Rethinking Federated Prompt Learning for Medical Images: From Textual Tuning to Visual Manifold Anchoring
Abstract
Federated Prompt Learning (FPL) adapts Vision-Language Models to privacy-sensitive medical imaging, typically via a textual tuning paradigm that assumes the frozen visual encoder provides a discriminative feature geometry.
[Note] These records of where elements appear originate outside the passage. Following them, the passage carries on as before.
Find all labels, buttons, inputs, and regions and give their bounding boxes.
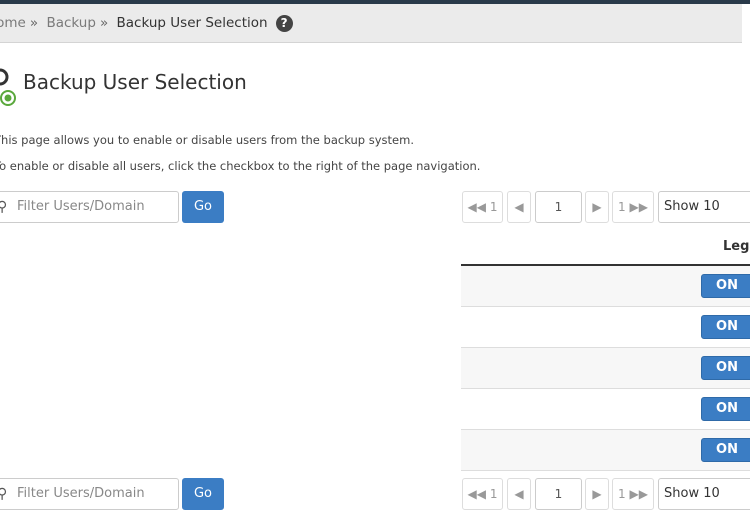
last-page-button[interactable]: 1 ▶▶ [612, 191, 654, 223]
help-icon[interactable]: ? [275, 14, 293, 32]
legacy-toggle[interactable]: ON [701, 438, 750, 462]
legacy-toggle[interactable]: ON [701, 274, 750, 298]
bottom-toolbar: ⚲ Filter Users/Domain Go ◀◀ 1 ◀ 1 ▶ 1 ▶▶ … [0, 478, 750, 510]
first-page-button[interactable]: ◀◀ 1 [462, 191, 503, 223]
breadcrumb-backup[interactable]: Backup [46, 15, 96, 31]
breadcrumb-home[interactable]: Home [0, 15, 26, 31]
first-page-button[interactable]: ◀◀ 1 [462, 478, 503, 510]
search-icon: ⚲ [0, 199, 8, 215]
backup-user-icon [0, 68, 16, 106]
filter-input[interactable]: ⚲ Filter Users/Domain [0, 191, 179, 223]
legacy-column-header[interactable]: Lega [723, 239, 750, 254]
page-size-select[interactable]: Show 10 [658, 478, 750, 510]
search-icon: ⚲ [0, 486, 8, 502]
prev-page-button[interactable]: ◀ [507, 478, 531, 510]
filter-input[interactable]: ⚲ Filter Users/Domain [0, 478, 179, 510]
next-page-button[interactable]: ▶ [585, 478, 609, 510]
legacy-toggle[interactable]: ON [701, 397, 750, 421]
legacy-toggle[interactable]: ON [701, 315, 750, 339]
page-description: This page allows you to enable or disabl… [0, 133, 414, 147]
table-row: ON [461, 348, 750, 389]
page-number-input[interactable]: 1 [535, 191, 582, 223]
page-number-input[interactable]: 1 [535, 478, 582, 510]
page-title: Backup User Selection [23, 70, 247, 94]
table-row: ON [461, 389, 750, 430]
legacy-toggle[interactable]: ON [701, 356, 750, 380]
table-row: ON [461, 430, 750, 471]
breadcrumb-current: Backup User Selection [116, 15, 268, 31]
last-page-button[interactable]: 1 ▶▶ [612, 478, 654, 510]
prev-page-button[interactable]: ◀ [507, 191, 531, 223]
go-button[interactable]: Go [182, 478, 224, 510]
table-row: ON [461, 307, 750, 348]
page-size-select[interactable]: Show 10 [658, 191, 750, 223]
page-instructions: To enable or disable all users, click th… [0, 159, 481, 173]
top-toolbar: ⚲ Filter Users/Domain Go ◀◀ 1 ◀ 1 ▶ 1 ▶▶ … [0, 191, 750, 223]
table-row: ON [461, 266, 750, 307]
breadcrumb: Home» Backup» Backup User Selection? [0, 4, 742, 43]
breadcrumb-separator: » [29, 15, 39, 31]
breadcrumb-separator: » [99, 15, 109, 31]
next-page-button[interactable]: ▶ [585, 191, 609, 223]
go-button[interactable]: Go [182, 191, 224, 223]
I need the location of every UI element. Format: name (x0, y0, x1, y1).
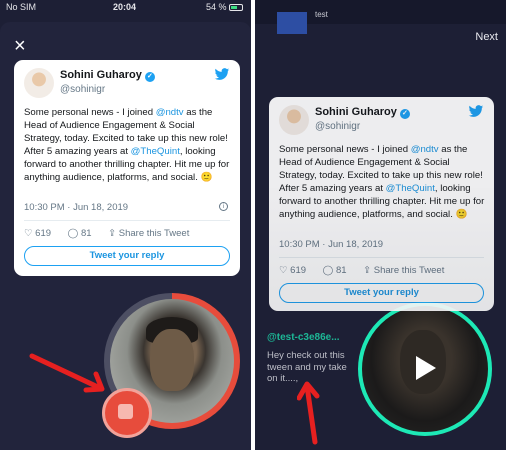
status-bar: No SIM 20:04 54 % (0, 0, 251, 14)
separator (279, 257, 484, 258)
reply-action[interactable]: ◯ 81 (323, 265, 347, 276)
separator (24, 220, 230, 221)
feed-thumbnail (277, 12, 307, 34)
next-button[interactable]: Next (475, 31, 498, 43)
twitter-logo-icon (214, 68, 230, 80)
mention-link[interactable]: @ndtv (156, 107, 184, 118)
tweet-datetime[interactable]: 10:30 PM · Jun 18, 2019 (279, 239, 383, 250)
like-action[interactable]: ♡ 619 (279, 265, 306, 276)
close-icon[interactable]: × (14, 36, 30, 56)
battery-percent: 54 % (205, 2, 227, 12)
battery-icon (229, 4, 243, 11)
tweet-author-name: Sohini Guharoy ✓ (60, 69, 155, 82)
avatar (24, 68, 54, 98)
username-label: @test-c3e86e... (267, 332, 340, 343)
verified-badge-icon: ✓ (144, 72, 155, 82)
tweet-actions: ♡ 619 ◯ 81 ⇪ Share this Tweet (279, 265, 458, 276)
arrow-pointer-icon (29, 353, 105, 393)
tweet-text: Some personal news - I joined @ndtv as t… (24, 107, 230, 183)
tweet-card: Sohini Guharoy ✓ @sohinigr Some personal … (14, 60, 240, 276)
tweet-author-name: Sohini Guharoy ✓ (315, 106, 410, 119)
stop-icon (118, 404, 133, 419)
avatar (279, 105, 309, 135)
arrow-up-pointer-icon (297, 381, 320, 445)
share-action[interactable]: ⇪ Share this Tweet (363, 265, 444, 276)
clock: 20:04 (113, 2, 137, 12)
info-icon[interactable]: i (219, 202, 228, 211)
screen-root: No SIM 20:04 54 % × test Next @test-c3e8… (0, 0, 508, 450)
carrier-label: No SIM (6, 2, 37, 12)
mention-link[interactable]: @TheQuint (386, 183, 435, 194)
mention-link[interactable]: @TheQuint (131, 146, 180, 157)
tweet-card-preview: Sohini Guharoy ✓ @sohinigr Some personal … (269, 97, 494, 311)
feed-partial-title: test (315, 10, 328, 19)
verified-badge-icon: ✓ (399, 109, 410, 119)
tweet-reply-button[interactable]: Tweet your reply (279, 283, 484, 303)
like-action[interactable]: ♡ 619 (24, 228, 51, 239)
play-icon[interactable] (416, 356, 436, 380)
tweet-author-handle: @sohinigr (315, 121, 361, 132)
tweet-actions: ♡ 619 ◯ 81 ⇪ Share this Tweet (24, 228, 203, 239)
tweet-datetime[interactable]: 10:30 PM · Jun 18, 2019 (24, 202, 128, 213)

We argue this assumption breaks down in medical settings, leading to two geometric pathologies: (1) Intra-client: Medical Manifold Collapse, where high morphological similarity reduces the effective rank of visual features; and (2) Inter-client: Medical Topological Misalignment, where heterogeneous acquisition protocols induce inconsistent geometry across clients. To address these, we propose FedMAP, which shifts the paradigm to Visual Manifold Anchoring. FedMAP utilizes an LLM-derived codebook as a client-invariant synchronization signal to restructure the visual space, via Manifold Semantic Anchoring (MSA) and Topology Structural Alignment (TSA) to enforce consistent inter-class relations. Experiments on FedISIC, FedCamelyon17, and a private ultrasound dataset show that FedMAP consistently outperforms state-of-the-art methods, especially in high-noise regimes where manifold collapse is most severe.